Major shortages in fabric influenced the fashion of the 1940’s. Women wore dresses to the knee or below and broad, square shoulders were popular due to the cultural influence military clothing styles had. Clothing designs tended to be simple and plain. Some women resorted to sewing clothing from feed and flour sacks because more common fabrics were not available for civilian uses. Using heavier fabrics served a double purpose. Families could not purchase clothing every season as was the custom, so long-lasting garments made from commercial materials actually served a dual role by providing durable alternatives to the fabrics used before the war.As seen in the photo to the right, sailor tops and dresses were popular, especially when worn with “Victory” red lipstick.
Example of dress patterns
for making women's dresses
Women’s underwear was also an important part of fashion. Women typically wore a petticoat which helped conceal a corset known as a waspie. Waspies helped define the waistline and had garters to support stockings. Tiny waists and high bust lines were the style of the day, which helped create a need for more constrictive, structured underwear. For instance, the circle stitched bra was designed to separate and lift the bust. Full-length slips and full skirted waist slips were worn in addition to uplift bras and girdles. The primary purpose of clothing was not comfort.
Women in the 40’s were determined to showcase their legs. Stockings made from silk and nylon became scarce during the war as they were used to make military necessities such as parachutes. These shortages in materials led women to paint their legs rather than go bare legged.

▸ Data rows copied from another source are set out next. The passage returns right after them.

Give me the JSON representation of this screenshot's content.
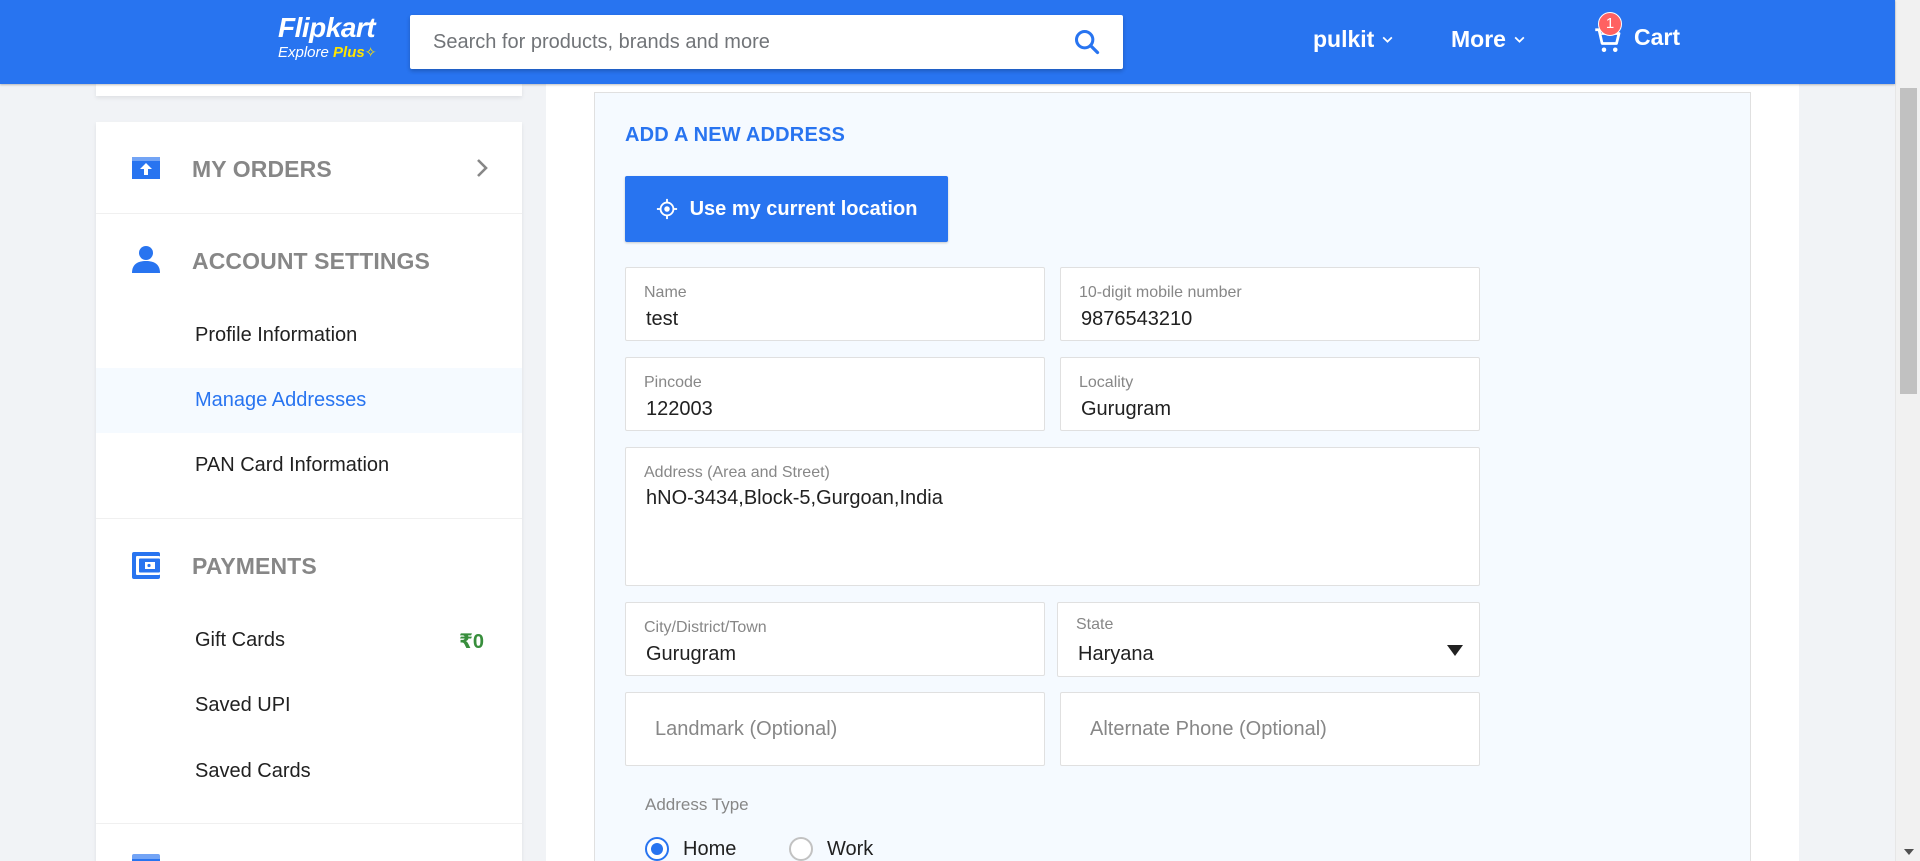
{
  "header": {
    "logo_main": "Flipkart",
    "logo_sub_prefix": "Explore ",
    "logo_sub_plus": "Plus",
    "search_placeholder": "Search for products, brands and more",
    "user_label": "pulkit",
    "more_label": "More",
    "cart_label": "Cart",
    "cart_count": "1",
    "brand_color": "#2874f0"
  },
  "sidebar": {
    "my_orders": {
      "title": "MY ORDERS",
      "icon": "orders-icon"
    },
    "account_settings": {
      "title": "ACCOUNT SETTINGS",
      "icon": "user-icon",
      "items": [
        {
          "label": "Profile Information"
        },
        {
          "label": "Manage Addresses",
          "active": true
        },
        {
          "label": "PAN Card Information"
        }
      ]
    },
    "payments": {
      "title": "PAYMENTS",
      "icon": "wallet-icon",
      "items": [
        {
          "label": "Gift Cards",
          "amount": "₹0"
        },
        {
          "label": "Saved UPI"
        },
        {
          "label": "Saved Cards"
        }
      ]
    }
  },
  "form": {
    "title": "ADD A NEW ADDRESS",
    "location_button": "Use my current location",
    "name": {
      "label": "Name",
      "value": "test"
    },
    "mobile": {
      "label": "10-digit mobile number",
      "value": "9876543210"
    },
    "pincode": {
      "label": "Pincode",
      "value": "122003"
    },
    "locality": {
      "label": "Locality",
      "value": "Gurugram"
    },
    "address": {
      "label": "Address (Area and Street)",
      "value": "hNO-3434,Block-5,Gurgoan,India"
    },
    "city": {
      "label": "City/District/Town",
      "value": "Gurugram"
    },
    "state": {
      "label": "State",
      "value": "Haryana"
    },
    "landmark": {
      "placeholder": "Landmark (Optional)"
    },
    "alt_phone": {
      "placeholder": "Alternate Phone (Optional)"
    },
    "address_type": {
      "label": "Address Type",
      "options": [
        {
          "label": "Home",
          "checked": true
        },
        {
          "label": "Work",
          "checked": false
        }
      ]
    }
  }
}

Hats in the 40's were usually small and often followed the military look. Hat designs were also affected by the shortages in clothing material.
Hats were often made of felt, feathers and netting. Hats were often made to match an outfit and they were usually considered luxuries. Many women also wore turbans and scarves to tie back their hair.
In 1942, women were taking over many of the un-glamorous jobs that were left vacant when the men went to war, and trousers became wildly popular for all sorts of occasions. Sales of women's slacks in 1942 were 500 percent higher than they were in 1941.
Perfect Pincurl hair style
Swingband hair style
During the war, women took over the jobs that were left vacant when the men enlisted for service. The well-dressed worker sported coveralls and a stylish head scarf that became known as a do-rag. Underneath the do-rag, hair was often wrapped up in pin-curls, which would be combed out in the evening while getting ready for the United Service Organizations (USO) dance.
Stylish men in the 40's sported dark suits, pipes, and sharp-looking hats. In the late 30's and early 40's, wild young men wore a bizarre concoction known as the "zoot suit."
The zoot suit was high-waisted, wide-legged, tight-cuffed pegged trousers called tramas and a long coat called the carlango with wide lapels and wide-padded shoulders. Often zoot suiters wore a felt hat with a long feather called a tapa or tanda and pointy, French-style shoes known as calcos. The suits usually featured a key chain dangling from the belt to the knee or below.
Zoot suits were for special occasions, such as a dance or a birthday party. The amount of material and tailoring required made them luxury items. Many young people wore a more moderate version of the "extra-bagged" pants or styled their hair in the signature "duck tail." The oversized suit was an extravagant personal style and a declaration of freedom and auto-determination; although many people still consider it a "rebellious garment to the era."
The zoot suit consisted of the following pieces: pegged trousers reaching to the armpits, oversized coat, pork-pie hat, knee-length watch chain and oversized bow-tie.
Photograph from: employees.oneonta.edu/angellkg/
Other Wartime Trends
It was stylish for young women to wear military clothes they "borrowed" from brothers and boyfriends who had recently returned from the service. These borrowed items included pea jackets, pins, hats, insignia, and even helmets. The fad got out of hand on some college campuses, and could only be stopped when the ladies were reminded that there was a penalty for impersonating a serviceman.